|
Indulging in her favourite way to wile away the morning, Dotty is struck by the monster of things to come. Is it all a part of that syndrome diagnosed by her therapist, Dr Antonovian, post-Oscarian depression?
Never fear... as Dotty soon remembers, we could be heroes...
There is a quake in Dotty’s mid-morning honey button. Taken medicinally in the sham pretty chic of Soho’s La Pigalle café, the rippling amber waves almost
make me raise my nougat eyes with horror, expecting a sloping T-Rex to enter
through the be-laced door and order a Panini.

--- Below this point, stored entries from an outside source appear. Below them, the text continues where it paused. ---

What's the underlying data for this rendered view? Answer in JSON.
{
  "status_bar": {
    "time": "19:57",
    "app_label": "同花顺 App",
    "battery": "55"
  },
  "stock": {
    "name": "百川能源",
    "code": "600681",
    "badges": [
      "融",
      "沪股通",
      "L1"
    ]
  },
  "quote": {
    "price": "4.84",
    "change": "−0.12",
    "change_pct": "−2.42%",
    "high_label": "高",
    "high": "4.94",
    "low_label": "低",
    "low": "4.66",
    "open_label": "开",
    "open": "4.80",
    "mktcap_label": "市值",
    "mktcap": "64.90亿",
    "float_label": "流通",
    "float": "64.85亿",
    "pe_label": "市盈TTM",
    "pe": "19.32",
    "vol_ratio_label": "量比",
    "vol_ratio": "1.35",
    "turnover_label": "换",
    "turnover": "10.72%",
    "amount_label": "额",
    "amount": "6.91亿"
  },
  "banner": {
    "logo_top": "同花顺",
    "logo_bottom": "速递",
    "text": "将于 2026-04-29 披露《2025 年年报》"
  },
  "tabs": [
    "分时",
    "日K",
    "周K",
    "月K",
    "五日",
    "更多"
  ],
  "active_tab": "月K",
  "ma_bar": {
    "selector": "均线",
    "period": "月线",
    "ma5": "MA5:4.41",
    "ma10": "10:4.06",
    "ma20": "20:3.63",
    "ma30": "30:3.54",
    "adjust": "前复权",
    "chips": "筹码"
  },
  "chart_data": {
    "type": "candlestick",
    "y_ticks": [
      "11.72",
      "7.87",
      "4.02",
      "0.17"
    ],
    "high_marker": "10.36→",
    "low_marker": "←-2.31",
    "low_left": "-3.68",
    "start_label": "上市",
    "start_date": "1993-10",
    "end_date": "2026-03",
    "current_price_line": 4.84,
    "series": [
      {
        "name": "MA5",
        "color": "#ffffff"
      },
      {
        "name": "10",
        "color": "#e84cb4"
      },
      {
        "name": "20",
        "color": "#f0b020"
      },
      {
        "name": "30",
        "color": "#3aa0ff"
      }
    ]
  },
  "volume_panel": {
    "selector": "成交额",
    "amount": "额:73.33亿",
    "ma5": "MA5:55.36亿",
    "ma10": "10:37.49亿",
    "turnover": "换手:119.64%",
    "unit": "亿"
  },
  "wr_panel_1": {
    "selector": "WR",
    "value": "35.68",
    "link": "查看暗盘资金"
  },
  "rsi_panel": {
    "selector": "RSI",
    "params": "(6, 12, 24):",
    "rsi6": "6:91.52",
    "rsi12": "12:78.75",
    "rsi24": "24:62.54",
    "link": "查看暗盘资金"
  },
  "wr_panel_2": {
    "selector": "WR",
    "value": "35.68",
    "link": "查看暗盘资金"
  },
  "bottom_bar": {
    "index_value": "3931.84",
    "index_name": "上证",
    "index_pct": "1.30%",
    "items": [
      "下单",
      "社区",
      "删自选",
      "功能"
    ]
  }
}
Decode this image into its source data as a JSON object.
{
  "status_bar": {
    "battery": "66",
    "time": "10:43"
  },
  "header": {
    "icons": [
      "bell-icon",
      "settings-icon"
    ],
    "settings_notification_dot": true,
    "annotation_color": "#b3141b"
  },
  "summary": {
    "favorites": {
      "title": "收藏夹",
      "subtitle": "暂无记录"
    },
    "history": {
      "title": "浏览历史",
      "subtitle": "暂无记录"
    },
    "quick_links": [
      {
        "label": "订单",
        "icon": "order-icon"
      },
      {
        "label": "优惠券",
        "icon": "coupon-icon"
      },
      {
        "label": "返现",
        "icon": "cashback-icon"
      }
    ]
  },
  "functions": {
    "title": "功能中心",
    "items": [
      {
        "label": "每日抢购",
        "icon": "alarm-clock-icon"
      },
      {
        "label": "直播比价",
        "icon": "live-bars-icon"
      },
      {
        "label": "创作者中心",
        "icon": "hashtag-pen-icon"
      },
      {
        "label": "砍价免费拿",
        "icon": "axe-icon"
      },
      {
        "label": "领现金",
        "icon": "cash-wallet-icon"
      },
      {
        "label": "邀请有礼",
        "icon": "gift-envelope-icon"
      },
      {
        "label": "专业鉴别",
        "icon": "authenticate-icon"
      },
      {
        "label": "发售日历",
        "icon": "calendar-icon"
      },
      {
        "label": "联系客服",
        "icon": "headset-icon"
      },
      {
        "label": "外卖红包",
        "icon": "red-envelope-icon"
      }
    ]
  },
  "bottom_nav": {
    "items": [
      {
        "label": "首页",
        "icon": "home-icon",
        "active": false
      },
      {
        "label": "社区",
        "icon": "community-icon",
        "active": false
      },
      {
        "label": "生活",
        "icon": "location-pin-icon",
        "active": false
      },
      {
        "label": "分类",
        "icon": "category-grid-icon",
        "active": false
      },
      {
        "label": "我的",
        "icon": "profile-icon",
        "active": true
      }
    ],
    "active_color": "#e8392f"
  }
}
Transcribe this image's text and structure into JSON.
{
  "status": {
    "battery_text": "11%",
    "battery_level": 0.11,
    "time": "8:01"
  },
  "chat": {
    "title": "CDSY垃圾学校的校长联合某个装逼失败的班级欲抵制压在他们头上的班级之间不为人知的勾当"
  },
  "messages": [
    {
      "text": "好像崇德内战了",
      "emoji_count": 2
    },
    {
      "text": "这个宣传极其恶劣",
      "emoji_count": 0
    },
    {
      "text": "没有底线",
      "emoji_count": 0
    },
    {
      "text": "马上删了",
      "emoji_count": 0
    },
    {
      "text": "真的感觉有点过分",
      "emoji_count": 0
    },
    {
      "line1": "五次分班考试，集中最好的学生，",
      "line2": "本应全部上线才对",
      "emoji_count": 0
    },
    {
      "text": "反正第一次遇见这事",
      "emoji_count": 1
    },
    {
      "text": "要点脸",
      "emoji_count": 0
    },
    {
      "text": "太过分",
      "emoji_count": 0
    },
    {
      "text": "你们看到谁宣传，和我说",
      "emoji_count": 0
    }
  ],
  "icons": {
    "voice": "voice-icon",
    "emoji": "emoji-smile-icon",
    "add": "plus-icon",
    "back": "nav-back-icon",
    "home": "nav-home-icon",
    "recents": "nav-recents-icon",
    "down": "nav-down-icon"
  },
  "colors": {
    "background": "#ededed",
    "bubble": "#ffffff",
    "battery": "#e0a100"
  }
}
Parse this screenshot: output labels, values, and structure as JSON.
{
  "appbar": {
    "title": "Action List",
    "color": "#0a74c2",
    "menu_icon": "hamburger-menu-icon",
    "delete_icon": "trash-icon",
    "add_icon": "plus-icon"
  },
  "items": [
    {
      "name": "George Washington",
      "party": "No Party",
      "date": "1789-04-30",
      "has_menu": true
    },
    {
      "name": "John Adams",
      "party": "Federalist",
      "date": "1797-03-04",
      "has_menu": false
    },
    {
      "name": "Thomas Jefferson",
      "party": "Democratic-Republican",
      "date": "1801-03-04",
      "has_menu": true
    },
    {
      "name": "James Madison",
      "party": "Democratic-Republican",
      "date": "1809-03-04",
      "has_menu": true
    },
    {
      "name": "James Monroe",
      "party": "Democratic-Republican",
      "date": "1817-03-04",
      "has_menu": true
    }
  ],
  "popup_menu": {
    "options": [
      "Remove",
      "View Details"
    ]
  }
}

Something is a-coming and Soho
shivers.
Quite simply, there is a vein of fear generated by change
and evolution. T-Rex would be better
afraid of the running cyber geeks he would stomp on his charge through Soho square. The
fear is palpable… and thrilling! As one
of the first women to breach the Forbidden City not armed with dulcet tones for
the Emporer… as the one who suggest that women in party shoes should also have
party toes (check out some black and whites if you doubt me, qu’elle horreur)… and
as one of the founding members of the United Dictat of Progressive Lady
Filmmakers (the UDPLF…I wish there were a more humorous abbreviation for that
but unfortunately our budget never ran to one) I have never been a-feared of
change and exploration.
And thus it is that I welcome the news that the latest
abbreviated doodad (these corporations have more money for such verbal treats),
HD TV, is sending Soho-ians and Hollwood-ites scurrying to their surgeons, face
peelers and fat suckers in greater numbers with amusement. Apparently, and I understand little of modern
fangled engines… the pixies of the screen are allegedly so precise and clear
that they will show up every lump, bump and pore.
I considered this concept a few weeks back as I reclined in
my hotel room in post-Oscar bliss. There
were two naked winners on all fours looking for something with great
intensity in the (fake) clouded leopard skin rug of my penthouse…. I think it
may have been their dignity… An assortment
of out of season Christmas candy canes were strung up on dental floss across
the ceiling…. And on my balcony the
Hispanic maid (one day I will die of shock when a Los Angelian hotel has a maid
of another nation) was wearing my Oscar gown and throwing shreds of its lovely
silk down to the orange bled streets below… Of the nights before a haze of
glamour remained… the dress was actually improved by Mama Maria’s twitchy
workings (*note to self, giving drugs to the staff of hotels may lead to a revolution…
attempt this at every opportunity)… the winners had their Oscars with
them. Though, unlike them, modest Uncle
Oscar at least keeps a sword in front of his dagger…. And candy canes? That part of the night escapes me but I am
sure the hazy recollections I have (a warehouse… vodka shots… the sound of men
laughing with Russian accents) will spring a memory soon and it will be
glorious. But the early morning shadows
cast by the canes were quite enchanting, and their stick thinness reminded me
of so many of the dear, dear women at the ceremony previously.
But on the thoughts of glamour and exposure I wondered at
that moment what would bother me the more.
The revelation that Dotty has imperfections (Italian ancestors have
granted me their pores…. i bastardi) or the death of glamour through close
examination? Was that the fear at the heart of the quaking masses and massing
Quakers (for I hear that they are also four sheets against the idea… okay,
okay, just one of my little jokes), not that you could see their crater like
pores but that you would realize that they had them too?
The death of glamour, the realization of imperfections, le
fin de la reve…. All have caught my thoughts in their nets of late. Getting close to the industry as I have on
many occasions and on many couches, involves a certain amount of
disappointment. For a script doctor such
as I nothing is more thrilling than the first page and nothing is more
disillusioning than that same page. The
pitch, that hot fury of ideas and inspirations is the glamour of the industry, those
first few moments when we can see how it could be, the gold on the statue
before it flakes…
But is the great fear justified? As I left La Pigalle for a lunch meeting on Brewer Street with
a producer recently acquired, I thought of my pores. On HD TV would they fill the screen, reducing
me to mere out of perfect shapes and shadows? Was my nose too big, my arse too
small? Fear accosted me, like the T-Rex,
tearing away the layers of glamour with his teeth.
And then it came to me in a flash… just as the answer to
“what is in fashion?” is “whatever I am wearing” the problem of the death of
glamour is simple. Carry it with you,
place it in your handbag (Gucci or plastic bag free with your dinner), make it
a part of you and it will never die. And
that is the real fear of the actresses and actors, that it was never there to
begin with.
And so I went with a spring in my step and a stiletto on my
heel to the meeting, hand in claw with the not so Scary Monster, humming Bowie to myself and him.